Crashed(book three)(81)



“Good for you. Congrats.” He bites out, sarcasm dripping from his words. “Nice knowing ya.” He starts to open the front door as she yanks her arm free.

“It’s yours.”

Colton’s hand stills on the doorknob as my heart twists at the words coming from her lips. I’m watching this unfold—all of it right before my eyes—but I feel like a complete outsider, a hundred miles away. I watch his head sag down between his shoulders for a beat, notice his hands clench in fists at his sides, see the fury rage in his eyes as he turns ever so slowly around. His eyes dart over and hold mine for a beat, and what I see knocks the wind out of me. It’s not the rage they glisten with—no—it’s the disbelief laced apology he’s offering up to me. The apology that tells me deep down he fears her words are true. Lead drops into my stomach as the mask he’s let slip is reapplied, and he turns to direct his anger toward Tawny.

“You and I both know that’s not possible, Tawny.” He takes a step forward and I can see every ounce of restraint he has—how he’s trying so hard to not pick her up and physically throw her out. His eyes dart from her face to her stomach and then back up again.

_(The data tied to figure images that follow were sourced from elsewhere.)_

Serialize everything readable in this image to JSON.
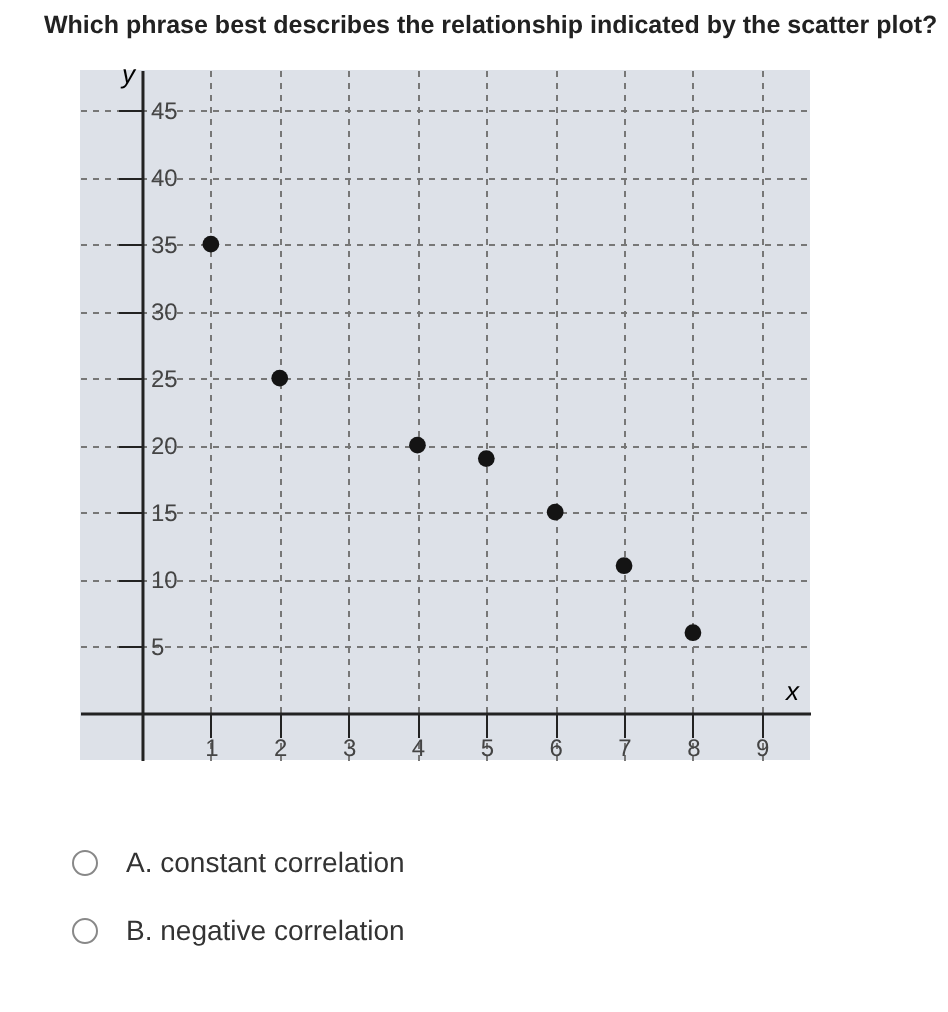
{
  "chart_data": {
    "type": "scatter",
    "title": "Which phrase best describes the relationship indicated by the scatter plot?",
    "xlabel": "x",
    "ylabel": "y",
    "x": [
      1,
      2,
      4,
      5,
      6,
      7,
      8
    ],
    "series": [
      {
        "color": "#141414",
        "values": [
          35,
          25,
          20,
          19,
          15,
          11,
          6
        ]
      }
    ],
    "xlim": [
      -0.9,
      9.7
    ],
    "ylim": [
      -3.5,
      48
    ],
    "xticks": [
      1,
      2,
      3,
      4,
      5,
      6,
      7,
      8,
      9
    ],
    "yticks": [
      5,
      10,
      15,
      20,
      25,
      30,
      35,
      40,
      45
    ],
    "grid": true,
    "marker": "circle",
    "annotations": [
      "A. constant correlation",
      "B. negative correlation"
    ]
  }
}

“What?” she gasps, shock laced with hurt in her voice. “You don’t remember?” She holds a hand to her mouth, tears welling in her eyes. “Colton you and I … the night of Davis’ birthday party … you don’t remember that?”

My stomach wrenches because if I thought she might be acting—playing the part to get him back—she just stole the show with the hurt look on her face and desperation in her voice.

Oh my God. Oh my God. It’s my only coherent thought because my entire body trembles with every imaginable emotion possible.

“No,” Colton says, shaking his head back and forth, and the look on his face—the one that says if he keeps repeating no over and over this will all just be a nightmare—kills me. Tears into parts deep inside of me opening me up, preparing me for the onslaught of hurt to come.

“It’s the only possibility,” she says quietly, placing her hand over her midsection where I can see the slight bump now that her shirt is smoothed down. “I’m five months, baby.”

I have to fight the bile that rises in my throat as my faith falters. I have to force myself to breathe. To focus. To realize that this isn’t about me. That this is about Colton’s worst nightmare coming true on the heels of a truly magical night between us. But it’s hard not to.

All my mind can focus on is dates—days past—as her words sink their claws into me. Five months, five months, five months, I repeat over and over because time is so much easier to focus on than the world that’s just been shifted beneath my feet. When my mind can formulate coherent thoughts again, I realize it’s been a little shy of five months since we met. Fuck, it’s possible.

I tell myself she’s lying. That she’s trying to dig her hooks into Colton—catch the prize she wants more than anything—by pulling the I’m pregnant card. The oldest one in the book. But the evidence is there in her swollen belly and the terrified look on Colton’s face says it’s a possibility—that he’s reaching deep within the locked vault of memories and trying to find the one she’s telling him about. Fear flickers across his face, embeds itself in those eyes of his that all of a sudden refuse to look at me.

And no matter how much I want to, I can’t look away. It’s like if I keep staring at him, he’s going to look up at me and give me that smile he gave me moments ago in the pool and she’ll just disappear.